『【推しの子】』原作改変問題を扱う切り口の鋭さ 原作者・鮫島アビ子が起こした“波乱”

『【推しの子】』原作改変問題を扱う鋭さ

 これほどまでに、国民を熱狂させた令和のアニメがあっただろうか。今や『【推しの子】』という作品名を耳にしたことのない人の方が少ないかもしれない。アニメファン以外の層も大きく巻き込んで、社会現象を巻き起こした『【推しの子】』が、ついに帰ってきた。

 『【推しの子】』は、恋愛リアリティーショー、アイドル業界と、エンターテインメントの世界で輝く若者たちの姿を、様々な切り口で鮮やかに描写してきた。
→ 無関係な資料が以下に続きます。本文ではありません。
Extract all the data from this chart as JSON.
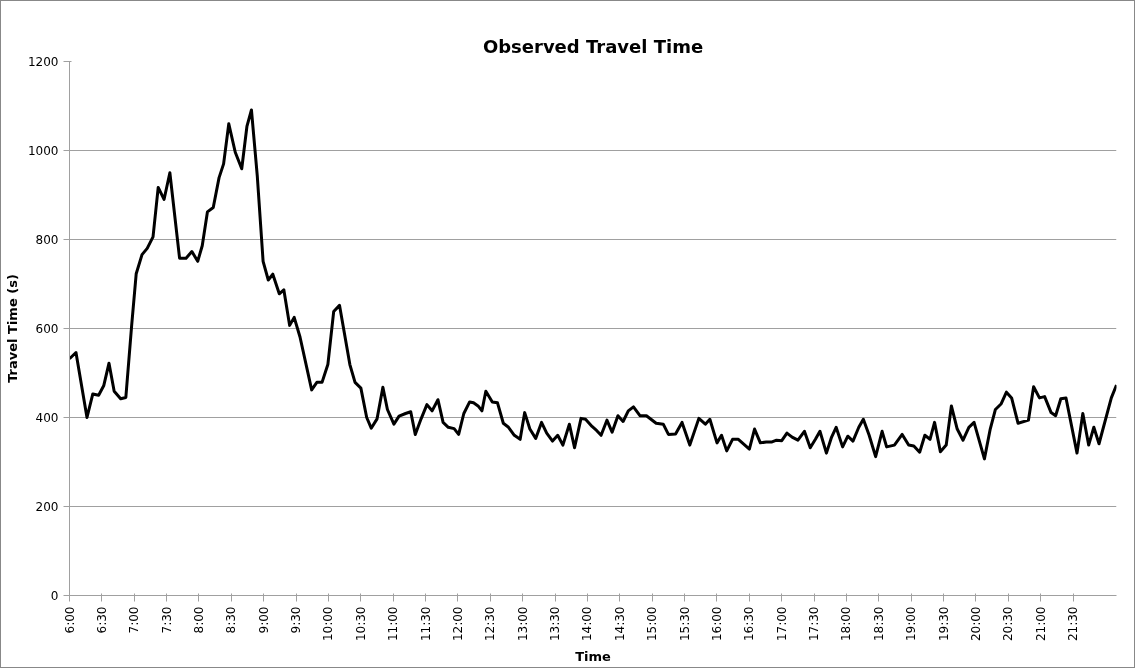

その魅力的な世界観は、視聴者の心を掴んで離さない。そんな本作が第2期で挑むのは「2.5次元舞台」という、極めてエッジの効いたテーマだ。

TVアニメ『【推しの子】』第2期メインPV第2弾【2024年7月3日より放送開始】

 2.5次元舞台では、漫画やアニメ、ゲームなどを原作とした作品を、舞台やミュージカル(3次元)で再現する。原作との解釈の一致を見つける面白さもある、アツい現場である。一方で、漫画を原作とし、それを舞台化(アニメ化)する難しさは、まさに“原作もの”である『【推しの子】』ならではの題材と言えるだろう。

 ちなみに「東京ブレイド」の舞台は、ステージアラウンドという360度が舞台になる形式を採用している。第1話の冒頭でも、実際に視聴者が一番後ろの席でステージを鑑賞しているような演出で、その没入感を再現していた。

 「東京ブレイド」の舞台で中心的な役割を担うのは、実力派揃いの劇団ララライの劇団員たちだ。中でもエースの黒川あかね(CV:石見舞菜香)と看板役者の姫川大輝(CV:内山昂輝)は、そのずば抜けた演技力で舞台の制作陣からの期待も大きい。

 今回の舞台に参加を決めたアクア(CV:大塚剛央)には、隠された目的があった。アクアが父親の正体を追う中で、鍵となる存在として浮かび上がった劇団ララライ。星野アイ(CV:高橋李依)も一時所属し雰囲気が変わった分岐点でもある。その真相に迫るため、アクアは舞台への参加を決意したのだ。

 キャストの顔合わせを終え、いよいよ台本読みと本格的な稽古が開始。しかし、役者たちの兼任スケジュールの都合で、全体稽古よりも3〜4人単位のグループ稽古が中心に。舞台では、2つのチームの激しい抗争が描かれる予定だ。主人公側の新宿クラスタには姫川、有馬かな(CV:潘めぐみ)、鳴嶋メルト(CV:前田誠二)が所属。対する渋谷クラスタには黒川、アクア、鴨志田朔夜(CV:小林裕介)が配置された。